Além disto, os conselheiros tutelares alertam aos pais para que observem o que seus filhos estão acessando na internet e, especialmente, para que não delegem a educação dos filhos para influenciadores digitais, como youtubers e tiktokers. “Infelizmente é uma realidade da atualidade”, lamentam, dizendo que embora saibam dessa situação, até o momento nenhuma família trouxe essa informação para os atendimentos. 

Pais devem limitar o uso do celular dos filhos e observar o que eles estão acessando na internet. E principalmente, não delegar a educação dos filhos para influenciadores digitais, como youtubers e tiktokers

 

Pais devem acompanhar as atividades e o rendimento escolar dos filhos

De acordo com Neusa, sempre que chega um pedido de verificação, o órgão orienta aos pais sobre a responsabilidade de acompanhar as atividades e rendimento escolar dos filhos, auxiliando nas tarefas, além de se fazerem presentes na escola. “Mas sabemos que algumas famílias são relapsas e embora sejam orientadas, advertidas e assinem Termo de Responsabilidade; na prática isso não acontece, sendo de responsabilidade da família a conduta”, ressalta a coordenadora. 

Aos pais, quando os filhos não estão frequentando a escola, o Colegiado orienta. “É preciso o retorno imediato, para que o aluno não tenha mais prejuízo com a ausência e com a falta de acompanhamento das atividades escolares. Os pais ou responsáveis também devem procurar a escola junto com os filhos para que sejam regularizados os conteúdos disponibilizados pelos professores para que o prejuízo seja o menor possível para o aluno”, conclui.

 

Realidade diferente em escolas privadas

Enquanto isso, na rede privada, as taxas de abandono se mantiveram quase nulas, a exemplo de Três de Maio, em que não houve registro de FICAI nas escolas da rede particular. 

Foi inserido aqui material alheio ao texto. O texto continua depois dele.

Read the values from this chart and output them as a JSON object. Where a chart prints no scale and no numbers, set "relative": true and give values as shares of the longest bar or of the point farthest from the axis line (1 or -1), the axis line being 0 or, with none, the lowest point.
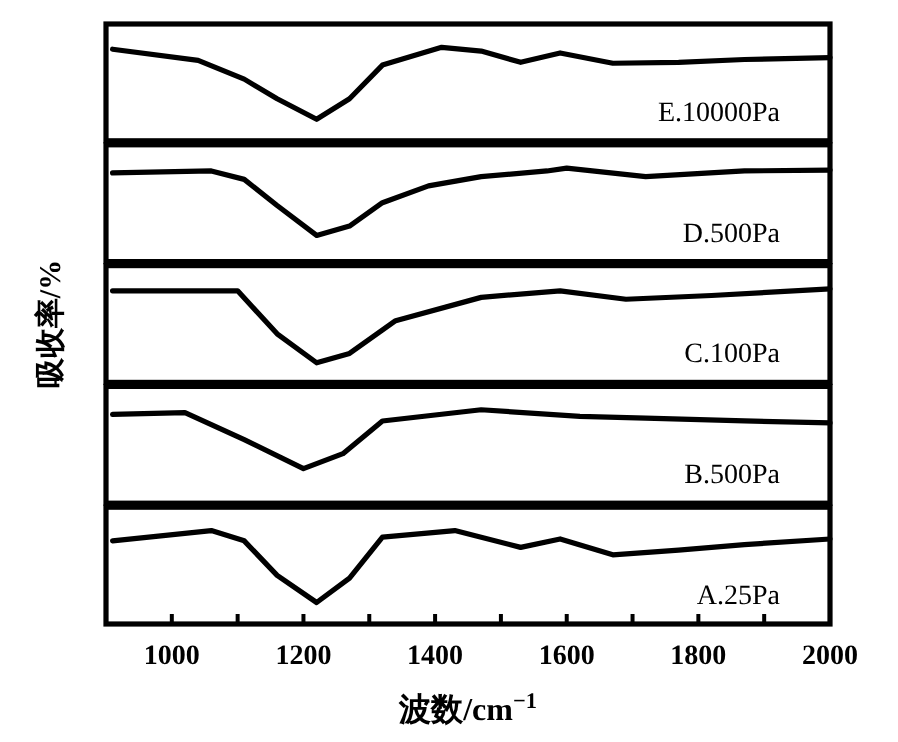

Em nível nacional, o índice mais acentuado dos últimos 10 anos foi em 2020, quando 2% das crianças do Ensino Fundamental não concluíram o ano letivo. Nos demais anos e no Ensino Médio das escolas particulares do RS, o percentual máximo de evasão foi de 0,5%. A diferença entre as taxas da rede privada e da pública evidenciam uma desigualdade educacional.